A partir de então a protagonista irá iniciar uma saga em que além de se vingar, tentará preservar sua vida, saber o que está acontecendo com seu corpo e os limites desse novo poder que nela desenvolve-se. Com um roteiro simples, direto e objetivo, Lucy não é focado em grandes efeitos especiais ou cenas pirotécnicas, mas no minimalismo. Mesmo sendo um filme de ação Besson consegue não deixar a onda de efeitos propagar-se de maneira incontrolável, diferentemente da protagonista que ele criou.
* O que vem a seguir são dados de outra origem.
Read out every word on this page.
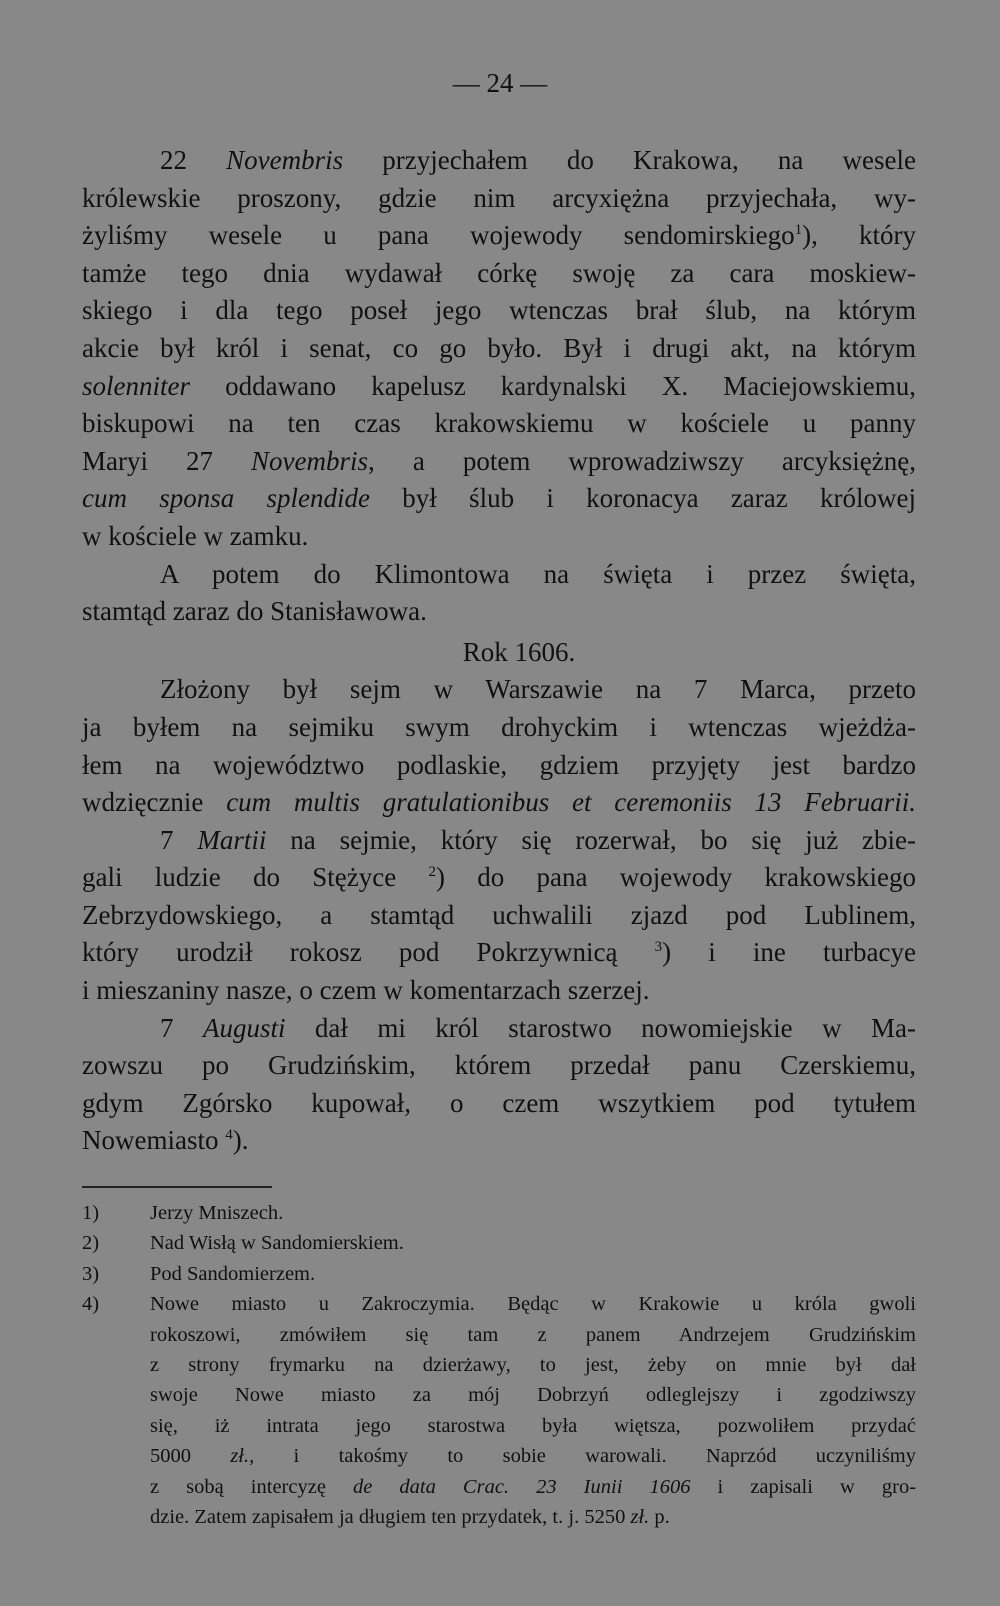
— 24 —
22 Novembris przyjechałem do Krakowa, na wesele
królewskie proszony, gdzie nim arcyxiężna przyjechała, wy-
żyliśmy wesele u pana wojewody sendomirskiego$^1$), który
tamże tego dnia wydawał córkę swoję za cara moskiew-
skiego i dla tego poseł jego wtenczas brał ślub, na którym
akcie był król i senat, co go było. Był i drugi akt, na którym
solenniter oddawano kapelusz kardynalski X. Maciejowskiemu,
biskupowi na ten czas krakowskiemu w kościele u panny
Maryi 27 Novembris, a potem wprowadziwszy arcyksiężnę,
cum sponsa splendide był ślub i koronacya zaraz królowej
w kościele w zamku.
A potem do Klimontowa na święta i przez święta,
stamtąd zaraz do Stanisławowa.
Rok 1606.
Złożony był sejm w Warszawie na 7 Marca, przeto
ja byłem na sejmiku swym drohyckim i wtenczas wjeżdża-
łem na województwo podlaskie, gdziem przyjęty jest bardzo
wdzięcznie cum multis gratulationibus et ceremoniis 13 Februarii.
7 Martii na sejmie, który się rozerwał, bo się już zbie-
gali ludzie do Stężyce $^2$) do pana wojewody krakowskiego
Zebrzydowskiego, a stamtąd uchwalili zjazd pod Lublinem,
który urodził rokosz pod Pokrzywnicą $^3$) i ine turbacye
i mieszaniny nasze, o czem w komentarzach szerzej.
7 Augusti dał mi król starostwo nowomiejskie w Ma-
zowszu po Grudzińskim, którem przedał panu Czerskiemu,
gdym Zgórsko kupował, o czem wszytkiem pod tytułem
Nowemiasto $^4$).
1) Jerzy Mniszech.
2) Nad Wisłą w Sandomierskiem.
3) Pod Sandomierzem.
4) Nowe miasto u Zakroczymia. Będąc w Krakowie u króla gwoli
rokoszowi, zmówiłem się tam z panem Andrzejem Grudzińskim
z strony frymarku na dzierżawy, to jest, żeby on mnie był dał
swoje Nowe miasto za mój Dobrzyń odleglejszy i zgodziwszy
się, iż intrata jego starostwa była więtsza, pozwoliłem przydać
5000 zł., i takośmy to sobie warowali. Naprzód uczyniliśmy
z sobą intercyzę de data Crac. 23 Iunii 1606 i zapisali w gro-
dzie. Zatem zapisałem ja długiem ten przydatek, t. j. 5250 zł. p.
Não há como negar certa originalidade da história criada e o método de abordagem também é muito divertido, garantindo um filme agradável de ver. A duração curta colabora para a boa impressão, pois não existe enrolação. O ponto fraco fica por conta do vazio dos personagens criados, marca de Luc Besson em muitos filmes que coordena. Até mesmo a protagonista não é desenvolvida. É apenas jogada na tela, tem uma conversa para lá de desconexa com a mãe, numa tentativa (ou não) de criar uma base emocional para a mesma. O vilão, Mr. Jang, também não tem nada de interessante, além de ser o alvo da vingança de sua cativa no começo da trama.

No geral é uma obra boa de ser vista, mas não consegue estabelecer-se num patamar mais alto pelas próprias premissas que a concebe. Scarlett está muito bem no papel, especialmente no começo, quando faz o papel de garota assustada, depois é legal ver a mudança da personagem e seu crescente afastamento da humanidade à medida que os poderes crescem. Com alguns momentos sem sentido, como a cena final, buscando dar uma substância que necessitaria de mais substrato, Lucy é uma produção curiosa e até intrigante que provavelmente será elevado a categoria Cult com o passar do tempo. Vale a pena conferir.